PolyPid announced positive topline data from its Phase II trial of D-PLEX100 for the prevention of surgical site infections (SSI) in abdominal surgery. The trial enrolled 201 patients to assess the safety and efficacy of D-PLEX100 administered together with the standard of care. In the Intent to Treat (ITT) population, D-PLEX100 showed a statistically significant decrease in SSIs of 57% compared to standard-of-care alone.

Eli Lilly and Company announced that its Phase III SEQUOIA trial of pegilodecakin plus FOLFOX (folinic acid, 5-FU, oxaliplatin) in metastastic pancreatic cancer that had progressed during or after first-line gemcitabine-containing regimen did not meet its primary endpoint. The SEQUOIA trial compared pegilodecakin and FOLFOX to FOLFOX alone. The primary endpoint was overall survival. The trial is a global, multi-center, randomized Phase III study. Key secondary endpoints are progression-free survival and objective response rate.

UCB announced positive results from BE VIVID, the first of three Phase III trials looking at bimekizumab, an IL-17A and IL-17F inhibitor for chronic plaque psoriasis. After 16 weeks of treatment, the drug met the co-primary endpoints of at least a 90% improvement in the Psoriasis Area and Severity Index (PASI 90) and Investigator Global Assessment (IGA) score of clear or almost clear.

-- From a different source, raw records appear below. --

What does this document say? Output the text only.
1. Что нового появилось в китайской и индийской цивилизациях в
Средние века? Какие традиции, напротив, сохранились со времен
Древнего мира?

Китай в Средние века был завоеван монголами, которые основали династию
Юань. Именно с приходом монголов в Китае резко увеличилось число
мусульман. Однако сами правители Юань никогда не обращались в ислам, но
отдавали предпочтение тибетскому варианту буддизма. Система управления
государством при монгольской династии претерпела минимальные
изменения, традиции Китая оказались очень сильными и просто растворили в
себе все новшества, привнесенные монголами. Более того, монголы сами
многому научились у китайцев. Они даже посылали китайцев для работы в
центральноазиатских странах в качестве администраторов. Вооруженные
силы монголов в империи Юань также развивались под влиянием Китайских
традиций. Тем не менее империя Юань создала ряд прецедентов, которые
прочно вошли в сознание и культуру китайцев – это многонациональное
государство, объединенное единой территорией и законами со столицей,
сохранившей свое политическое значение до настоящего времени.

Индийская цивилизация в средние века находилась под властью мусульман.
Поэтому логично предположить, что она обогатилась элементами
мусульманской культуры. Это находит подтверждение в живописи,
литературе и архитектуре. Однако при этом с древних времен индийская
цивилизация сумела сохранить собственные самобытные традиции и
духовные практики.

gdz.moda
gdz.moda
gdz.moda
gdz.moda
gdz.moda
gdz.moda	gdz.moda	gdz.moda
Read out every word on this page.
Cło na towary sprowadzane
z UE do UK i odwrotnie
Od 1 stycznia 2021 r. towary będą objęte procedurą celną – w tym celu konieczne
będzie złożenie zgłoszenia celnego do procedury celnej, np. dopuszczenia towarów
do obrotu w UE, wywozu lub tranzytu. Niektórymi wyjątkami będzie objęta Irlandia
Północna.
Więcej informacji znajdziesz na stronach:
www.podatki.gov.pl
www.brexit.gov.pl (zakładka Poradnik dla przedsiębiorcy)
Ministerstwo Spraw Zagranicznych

Spring Bank Pharmaceuticals announced interim topline data at 12 weeks from the first cohort of its Phase II trial of inarigivir with Gilead Science’s Vemlidy (tenofovir alafenamide) for chronic hepatitis B (HBV) infection. In the Phase II trial, 30 HBV patients received low-dose inarigivir plus Vemlidy for 12 weeks and 12 patients received Vemlidy alone. Both arms will continue to receive Vemlidy alone for another 36 weeks. The interim data show that the combination group met the primary efficacy endpoint of greater than or equal to 0.5 log10 IU/mL decrease in HBsAg from baseline.

Janssen Pharmaceutical of Johnson & Johnson released new long-term data from the open-label period of its Phase III VOYAGE 1 clinical trial. The trial was evaluating Tremfya (guselkumab) in moderate to severe plaque psoriasis. The extended-label trial looked at patients for four years after the initial trial. The VOYAGE 1 study found that 82% of patients receiving Tremfya in a combined group of individuals that initially received Tremfya or placebo then crossed over to Tremfya at week 16 showed at least a 90% improvement in the Psoriasis Area Severity Index (PASI 90) and an Investigator’s Global Assessment (IGA) score of cleared (0) or minimal disease (1) at week 204, which is four years.

Verrica Pharmaceuticals presented positive data from three abstracts evaluating the efficacy and safety of VP-102 (cantharidin 0.7% Topical Solution) for the treatment of molluscum contagiosum and common warts. The treatment had a statistically significantly higher rate of complete lesion clearance at Day 84, which was the primary endpoint. In molluscum lesions at the end of the study, 50% of subjects had complete clearance.